6. Limitations and Outstanding Challenges

Per-morphology data overhead: Some architectures (e.g., NMR (Zhao et al., 23 Mar 2026)) require expert RL repair pipelines per new robot, whereas others (AdaMorph (Zhang et al., 12 Jan 2026)) scale to arbitrary robots through unified structural conditioning.
Topology mismatches: Handling non-homeomorphic skeletons and missing/extra joints remains a challenge, though graph- and energy-based methods (G-DReaM (Cao et al., 27 May 2025), Human2Humanoid (Huang et al., 2 Jun 2026)) offer tractable solutions.
Interaction under strong underactuation: Preserving fine detailed contact tasks (e.g., in-cloth manipulation) with severe embodiment gaps requires further research into mesh- or object-centric retargeting constraints beyond joint space.
Objective trade-offs: Strong physical/dynamic preservation can sometimes marginally degrade geometric fidelity on edge cases, and vice versa—a fundamental trade-off in complex morphologies (Zhao et al., 23 Mar 2026, Zhang et al., 12 Jan 2026).

7. Future Directions

Likely developments include:

End-to-end unified task/interaction retargeters integrating perception, intent inference, and control policy.
Curriculum-driven and motif-aware training loops to handle long-horizon or multi-task motion retargeting.
Foundation models with prompt-based morphological and semantic adaptation, leveraging massive cross-domain pretraining (Wang et al., 28 May 2026).
Deeper integration of on-the-fly adaptation, real-time teleoperation, and unpaired data alignment for deployment at large scale.
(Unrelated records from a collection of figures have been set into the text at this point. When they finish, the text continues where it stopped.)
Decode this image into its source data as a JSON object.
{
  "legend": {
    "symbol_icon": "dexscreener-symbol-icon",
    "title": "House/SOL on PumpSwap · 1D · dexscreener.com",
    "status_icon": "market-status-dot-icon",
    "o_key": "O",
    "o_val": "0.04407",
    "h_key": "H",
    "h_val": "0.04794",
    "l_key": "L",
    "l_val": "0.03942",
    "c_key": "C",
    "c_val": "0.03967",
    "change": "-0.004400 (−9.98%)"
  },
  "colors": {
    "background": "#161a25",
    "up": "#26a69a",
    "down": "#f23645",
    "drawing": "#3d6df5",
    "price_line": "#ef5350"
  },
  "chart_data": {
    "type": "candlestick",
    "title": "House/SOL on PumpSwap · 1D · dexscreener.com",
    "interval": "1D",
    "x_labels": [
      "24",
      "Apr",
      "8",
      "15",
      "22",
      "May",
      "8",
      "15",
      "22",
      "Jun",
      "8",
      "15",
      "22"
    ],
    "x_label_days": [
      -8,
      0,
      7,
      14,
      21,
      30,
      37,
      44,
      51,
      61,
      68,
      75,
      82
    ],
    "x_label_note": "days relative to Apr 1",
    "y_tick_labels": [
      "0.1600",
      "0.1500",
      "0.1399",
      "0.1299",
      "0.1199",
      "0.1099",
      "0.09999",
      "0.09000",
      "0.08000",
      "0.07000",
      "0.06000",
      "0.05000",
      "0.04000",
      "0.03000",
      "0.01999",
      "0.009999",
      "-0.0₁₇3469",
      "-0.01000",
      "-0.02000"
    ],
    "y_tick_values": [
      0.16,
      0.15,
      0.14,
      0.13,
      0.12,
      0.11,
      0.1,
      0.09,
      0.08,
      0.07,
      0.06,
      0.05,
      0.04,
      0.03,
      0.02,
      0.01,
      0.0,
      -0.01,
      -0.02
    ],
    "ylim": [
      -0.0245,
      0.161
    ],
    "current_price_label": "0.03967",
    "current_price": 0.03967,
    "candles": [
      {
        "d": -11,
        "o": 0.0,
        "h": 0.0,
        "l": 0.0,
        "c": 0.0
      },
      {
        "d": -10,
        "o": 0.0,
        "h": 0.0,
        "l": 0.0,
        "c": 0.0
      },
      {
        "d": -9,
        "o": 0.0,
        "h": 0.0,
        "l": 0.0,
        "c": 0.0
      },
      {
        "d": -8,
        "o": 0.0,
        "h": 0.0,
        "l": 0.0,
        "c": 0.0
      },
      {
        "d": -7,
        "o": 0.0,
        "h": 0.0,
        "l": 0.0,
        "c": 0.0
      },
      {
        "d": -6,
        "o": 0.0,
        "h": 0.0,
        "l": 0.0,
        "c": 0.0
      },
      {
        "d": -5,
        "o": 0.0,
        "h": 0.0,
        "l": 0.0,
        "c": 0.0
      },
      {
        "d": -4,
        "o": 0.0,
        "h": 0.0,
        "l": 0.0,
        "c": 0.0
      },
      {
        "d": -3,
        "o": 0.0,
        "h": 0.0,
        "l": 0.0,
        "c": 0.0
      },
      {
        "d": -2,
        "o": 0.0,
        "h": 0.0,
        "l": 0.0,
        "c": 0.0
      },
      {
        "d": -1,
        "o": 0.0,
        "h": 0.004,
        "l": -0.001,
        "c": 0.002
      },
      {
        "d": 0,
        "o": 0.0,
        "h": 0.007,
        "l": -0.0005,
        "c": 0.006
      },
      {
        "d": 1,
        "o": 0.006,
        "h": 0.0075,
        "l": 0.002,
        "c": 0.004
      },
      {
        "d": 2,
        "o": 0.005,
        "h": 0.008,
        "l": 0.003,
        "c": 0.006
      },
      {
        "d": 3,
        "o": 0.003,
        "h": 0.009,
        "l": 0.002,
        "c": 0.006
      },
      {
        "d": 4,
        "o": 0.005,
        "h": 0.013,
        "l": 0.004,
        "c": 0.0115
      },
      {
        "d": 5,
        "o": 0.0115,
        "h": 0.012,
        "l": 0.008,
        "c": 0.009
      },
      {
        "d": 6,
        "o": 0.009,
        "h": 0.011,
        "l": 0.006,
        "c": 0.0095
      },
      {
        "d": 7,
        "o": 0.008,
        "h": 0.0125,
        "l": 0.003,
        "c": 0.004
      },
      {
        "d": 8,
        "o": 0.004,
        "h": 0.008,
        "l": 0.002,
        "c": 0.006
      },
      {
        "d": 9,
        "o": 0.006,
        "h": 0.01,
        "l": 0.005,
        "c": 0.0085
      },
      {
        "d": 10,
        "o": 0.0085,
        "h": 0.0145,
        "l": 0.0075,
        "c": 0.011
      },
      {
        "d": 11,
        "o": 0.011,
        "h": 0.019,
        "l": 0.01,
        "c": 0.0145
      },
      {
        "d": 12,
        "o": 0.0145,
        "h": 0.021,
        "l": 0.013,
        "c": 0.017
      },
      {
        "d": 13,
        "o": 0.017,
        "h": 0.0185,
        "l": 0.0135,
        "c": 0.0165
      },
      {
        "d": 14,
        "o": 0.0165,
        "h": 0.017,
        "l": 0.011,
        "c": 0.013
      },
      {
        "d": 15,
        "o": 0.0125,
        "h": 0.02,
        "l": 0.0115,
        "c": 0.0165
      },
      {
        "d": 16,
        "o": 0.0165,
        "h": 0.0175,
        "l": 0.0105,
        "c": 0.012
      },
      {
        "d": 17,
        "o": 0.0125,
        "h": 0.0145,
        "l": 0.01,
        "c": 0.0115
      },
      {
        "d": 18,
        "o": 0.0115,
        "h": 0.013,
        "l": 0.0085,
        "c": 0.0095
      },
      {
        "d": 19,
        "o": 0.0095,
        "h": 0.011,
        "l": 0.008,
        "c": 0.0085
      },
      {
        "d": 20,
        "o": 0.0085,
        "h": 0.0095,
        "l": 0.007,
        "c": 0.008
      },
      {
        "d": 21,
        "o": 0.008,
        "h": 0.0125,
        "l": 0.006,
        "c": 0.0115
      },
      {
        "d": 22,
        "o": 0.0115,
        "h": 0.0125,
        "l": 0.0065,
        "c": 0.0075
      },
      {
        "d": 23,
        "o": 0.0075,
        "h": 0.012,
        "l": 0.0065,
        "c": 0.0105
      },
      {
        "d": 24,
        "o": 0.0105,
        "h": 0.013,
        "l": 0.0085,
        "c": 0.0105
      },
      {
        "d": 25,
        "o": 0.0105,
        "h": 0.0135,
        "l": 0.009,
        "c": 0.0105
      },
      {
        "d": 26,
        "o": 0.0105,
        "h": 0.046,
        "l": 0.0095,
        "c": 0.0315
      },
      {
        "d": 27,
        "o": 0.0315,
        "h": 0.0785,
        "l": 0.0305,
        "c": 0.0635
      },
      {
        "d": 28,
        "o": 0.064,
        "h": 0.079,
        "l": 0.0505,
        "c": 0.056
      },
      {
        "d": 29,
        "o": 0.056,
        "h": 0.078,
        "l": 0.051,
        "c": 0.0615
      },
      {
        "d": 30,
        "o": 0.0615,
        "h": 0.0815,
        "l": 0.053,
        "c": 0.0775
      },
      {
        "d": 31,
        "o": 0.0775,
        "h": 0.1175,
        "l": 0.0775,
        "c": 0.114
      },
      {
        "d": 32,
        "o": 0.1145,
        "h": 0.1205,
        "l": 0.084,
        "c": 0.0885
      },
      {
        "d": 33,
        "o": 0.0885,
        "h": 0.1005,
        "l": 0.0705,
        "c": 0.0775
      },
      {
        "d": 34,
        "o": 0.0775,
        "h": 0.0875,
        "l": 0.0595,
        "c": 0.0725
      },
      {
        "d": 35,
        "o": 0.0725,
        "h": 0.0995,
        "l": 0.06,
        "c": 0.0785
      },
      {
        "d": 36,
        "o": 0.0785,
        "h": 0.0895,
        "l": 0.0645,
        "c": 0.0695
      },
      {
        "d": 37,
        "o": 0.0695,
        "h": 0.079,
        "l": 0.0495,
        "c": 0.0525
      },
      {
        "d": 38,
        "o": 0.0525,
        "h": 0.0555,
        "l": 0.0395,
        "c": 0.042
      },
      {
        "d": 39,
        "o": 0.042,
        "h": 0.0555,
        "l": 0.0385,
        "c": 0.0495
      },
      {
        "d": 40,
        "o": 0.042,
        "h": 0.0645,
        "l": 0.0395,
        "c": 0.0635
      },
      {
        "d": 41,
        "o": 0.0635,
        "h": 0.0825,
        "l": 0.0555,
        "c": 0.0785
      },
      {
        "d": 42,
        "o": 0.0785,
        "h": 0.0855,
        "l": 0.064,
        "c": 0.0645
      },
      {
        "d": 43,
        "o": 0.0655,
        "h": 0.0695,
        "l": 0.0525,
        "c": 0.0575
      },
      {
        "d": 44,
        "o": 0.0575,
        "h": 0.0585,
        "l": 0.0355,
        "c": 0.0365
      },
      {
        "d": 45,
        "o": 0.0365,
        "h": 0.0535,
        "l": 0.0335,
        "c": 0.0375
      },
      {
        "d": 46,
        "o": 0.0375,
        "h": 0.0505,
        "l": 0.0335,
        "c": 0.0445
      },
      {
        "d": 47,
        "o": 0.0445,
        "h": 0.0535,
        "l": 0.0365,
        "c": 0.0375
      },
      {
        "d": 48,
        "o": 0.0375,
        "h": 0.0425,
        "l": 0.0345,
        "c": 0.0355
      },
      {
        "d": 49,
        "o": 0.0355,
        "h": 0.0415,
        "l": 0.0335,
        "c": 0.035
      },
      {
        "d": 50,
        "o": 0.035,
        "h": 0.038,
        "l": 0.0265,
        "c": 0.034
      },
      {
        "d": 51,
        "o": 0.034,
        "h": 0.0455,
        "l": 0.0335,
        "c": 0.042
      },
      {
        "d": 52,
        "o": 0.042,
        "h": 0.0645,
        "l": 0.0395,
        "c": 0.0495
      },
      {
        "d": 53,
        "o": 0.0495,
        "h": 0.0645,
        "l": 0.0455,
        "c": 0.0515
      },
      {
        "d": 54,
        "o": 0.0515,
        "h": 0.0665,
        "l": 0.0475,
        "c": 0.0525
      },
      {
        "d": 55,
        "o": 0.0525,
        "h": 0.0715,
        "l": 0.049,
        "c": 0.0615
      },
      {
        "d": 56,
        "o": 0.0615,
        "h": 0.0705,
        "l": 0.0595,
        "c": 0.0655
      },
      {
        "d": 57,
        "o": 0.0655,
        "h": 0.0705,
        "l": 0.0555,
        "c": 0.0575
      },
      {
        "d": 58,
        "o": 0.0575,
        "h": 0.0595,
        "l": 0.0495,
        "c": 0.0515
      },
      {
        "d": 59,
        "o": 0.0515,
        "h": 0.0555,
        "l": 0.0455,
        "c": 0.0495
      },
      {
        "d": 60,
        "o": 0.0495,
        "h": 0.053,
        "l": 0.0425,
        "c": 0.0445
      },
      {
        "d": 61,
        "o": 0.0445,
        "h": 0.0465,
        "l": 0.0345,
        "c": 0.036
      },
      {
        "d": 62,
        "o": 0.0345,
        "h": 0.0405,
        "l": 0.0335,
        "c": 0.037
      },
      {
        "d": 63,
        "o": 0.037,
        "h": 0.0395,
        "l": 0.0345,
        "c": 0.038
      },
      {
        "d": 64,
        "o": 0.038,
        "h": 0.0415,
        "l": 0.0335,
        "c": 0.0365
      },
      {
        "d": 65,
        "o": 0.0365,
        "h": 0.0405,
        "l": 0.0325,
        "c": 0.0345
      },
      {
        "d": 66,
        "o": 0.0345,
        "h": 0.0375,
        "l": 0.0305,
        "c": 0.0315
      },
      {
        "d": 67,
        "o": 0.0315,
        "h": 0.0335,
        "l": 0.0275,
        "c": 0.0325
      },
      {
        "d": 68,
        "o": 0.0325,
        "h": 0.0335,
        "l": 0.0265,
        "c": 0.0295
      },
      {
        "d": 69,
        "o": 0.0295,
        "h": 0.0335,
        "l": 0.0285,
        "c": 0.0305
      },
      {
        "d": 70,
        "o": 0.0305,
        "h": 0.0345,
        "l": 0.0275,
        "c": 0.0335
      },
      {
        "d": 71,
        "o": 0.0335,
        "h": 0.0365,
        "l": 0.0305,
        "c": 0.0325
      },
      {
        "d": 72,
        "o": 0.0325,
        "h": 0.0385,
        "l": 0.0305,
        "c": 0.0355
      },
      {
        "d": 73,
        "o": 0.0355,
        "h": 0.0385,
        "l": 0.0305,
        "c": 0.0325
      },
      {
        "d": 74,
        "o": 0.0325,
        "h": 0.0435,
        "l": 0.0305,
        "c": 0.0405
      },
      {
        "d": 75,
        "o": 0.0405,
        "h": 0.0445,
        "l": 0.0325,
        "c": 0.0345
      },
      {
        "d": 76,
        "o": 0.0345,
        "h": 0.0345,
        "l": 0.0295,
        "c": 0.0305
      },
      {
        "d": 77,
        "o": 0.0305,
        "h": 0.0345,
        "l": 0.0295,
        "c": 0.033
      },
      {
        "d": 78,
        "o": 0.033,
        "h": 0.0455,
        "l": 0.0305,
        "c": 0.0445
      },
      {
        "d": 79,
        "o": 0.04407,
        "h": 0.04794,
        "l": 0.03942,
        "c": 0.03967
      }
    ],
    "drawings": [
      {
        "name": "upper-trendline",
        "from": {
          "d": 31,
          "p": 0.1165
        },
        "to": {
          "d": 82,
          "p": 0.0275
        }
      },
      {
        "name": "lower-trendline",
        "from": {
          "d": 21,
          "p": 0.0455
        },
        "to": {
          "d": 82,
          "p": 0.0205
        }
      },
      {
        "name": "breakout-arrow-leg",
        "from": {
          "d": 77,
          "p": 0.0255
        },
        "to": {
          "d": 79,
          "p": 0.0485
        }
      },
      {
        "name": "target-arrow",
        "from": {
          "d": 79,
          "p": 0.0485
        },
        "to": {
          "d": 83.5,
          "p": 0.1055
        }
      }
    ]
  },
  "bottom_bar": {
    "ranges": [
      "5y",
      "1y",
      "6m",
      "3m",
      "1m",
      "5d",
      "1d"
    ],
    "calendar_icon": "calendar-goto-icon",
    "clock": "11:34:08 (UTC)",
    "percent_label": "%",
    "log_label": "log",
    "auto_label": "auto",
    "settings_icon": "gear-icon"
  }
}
In summary, task-preserving retargeting across embodiments has advanced from per-robot heuristic mapping to highly principled, data-driven methods that exploit structured latent spaces, graph-conditioned encodings, adaptive normalization, and physical interaction models. These innovations have led to robust, scalable, and generalizable frameworks that enable cross-morphology control and imitation while strictly preserving both high-level behavior and physical feasibility (Zhang et al., 12 Jan 2026, Yang et al., 30 Sep 2025, Cao et al., 27 May 2025, Araujo et al., 2 Oct 2025, Zhao et al., 23 Mar 2026, Huang et al., 2 Jun 2026, Wang et al., 28 May 2026).